The present study reports QSAR classification studies on a large database comprising 8,212 compounds collected from the Estrogenic Activity Database and National Center for Biotechnology Information Database. In this study, four classification models (Bayesian Categorization Model with molecular fingerprints or molecular descriptors as an input and Neural Classification Models with and without Bayesian regularization) were used. Evaluation of these binomial classification methods indicated that the Bayesian method (Bayesian QSAR) works as an excellent method for prediction with fingerprints used as input.

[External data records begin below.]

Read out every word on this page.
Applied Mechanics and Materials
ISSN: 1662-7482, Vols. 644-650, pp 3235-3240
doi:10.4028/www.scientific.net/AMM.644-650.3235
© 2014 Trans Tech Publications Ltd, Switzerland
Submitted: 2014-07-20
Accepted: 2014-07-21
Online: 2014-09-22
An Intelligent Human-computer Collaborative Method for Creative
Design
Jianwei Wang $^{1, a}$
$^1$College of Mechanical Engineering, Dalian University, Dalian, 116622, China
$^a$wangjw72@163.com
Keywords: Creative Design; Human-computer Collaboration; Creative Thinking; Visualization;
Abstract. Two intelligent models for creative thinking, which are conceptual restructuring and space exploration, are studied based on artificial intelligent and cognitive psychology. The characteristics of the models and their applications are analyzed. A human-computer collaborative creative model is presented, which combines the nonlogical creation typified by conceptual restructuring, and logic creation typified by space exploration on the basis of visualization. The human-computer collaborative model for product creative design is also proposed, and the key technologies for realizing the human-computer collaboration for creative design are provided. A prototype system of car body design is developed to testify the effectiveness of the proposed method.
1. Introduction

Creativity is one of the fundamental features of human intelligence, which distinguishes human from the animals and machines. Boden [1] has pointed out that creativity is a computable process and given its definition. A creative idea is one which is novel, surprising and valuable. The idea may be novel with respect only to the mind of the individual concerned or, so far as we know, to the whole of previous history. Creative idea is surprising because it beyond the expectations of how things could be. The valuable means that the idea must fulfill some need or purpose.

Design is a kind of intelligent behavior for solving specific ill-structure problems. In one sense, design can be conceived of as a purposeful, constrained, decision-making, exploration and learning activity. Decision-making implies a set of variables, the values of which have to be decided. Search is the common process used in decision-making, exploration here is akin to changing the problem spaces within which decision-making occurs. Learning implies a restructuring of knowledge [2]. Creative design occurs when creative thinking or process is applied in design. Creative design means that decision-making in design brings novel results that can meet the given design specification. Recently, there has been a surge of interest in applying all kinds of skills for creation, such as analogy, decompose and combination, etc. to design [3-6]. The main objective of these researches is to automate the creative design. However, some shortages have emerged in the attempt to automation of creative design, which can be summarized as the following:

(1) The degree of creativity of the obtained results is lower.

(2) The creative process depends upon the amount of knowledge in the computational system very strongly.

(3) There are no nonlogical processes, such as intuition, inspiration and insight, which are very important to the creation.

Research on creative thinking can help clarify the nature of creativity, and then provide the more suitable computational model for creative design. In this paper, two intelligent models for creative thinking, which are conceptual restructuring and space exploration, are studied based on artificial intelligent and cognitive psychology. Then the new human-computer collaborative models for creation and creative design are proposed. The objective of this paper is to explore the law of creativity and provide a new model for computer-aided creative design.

In the case of the multilayer perceptron with molecular descriptors as inputs, changing the training mode by introducing a Bayesian regularization algorithm significantly improved ANNs’ predictive power. Our goal was to test two popular classification methods suitable for processing large data sets. Such datasets were required to ensure the prediction performances and applicability of the models as a virtual screening tool for an extensive database.
Keywords: ANN, bayesian categorization model, endocrine disruptor, endocrine disruptors knowledge base, molecular fingerprints, QSAR, virtual screening, molecular descriptors.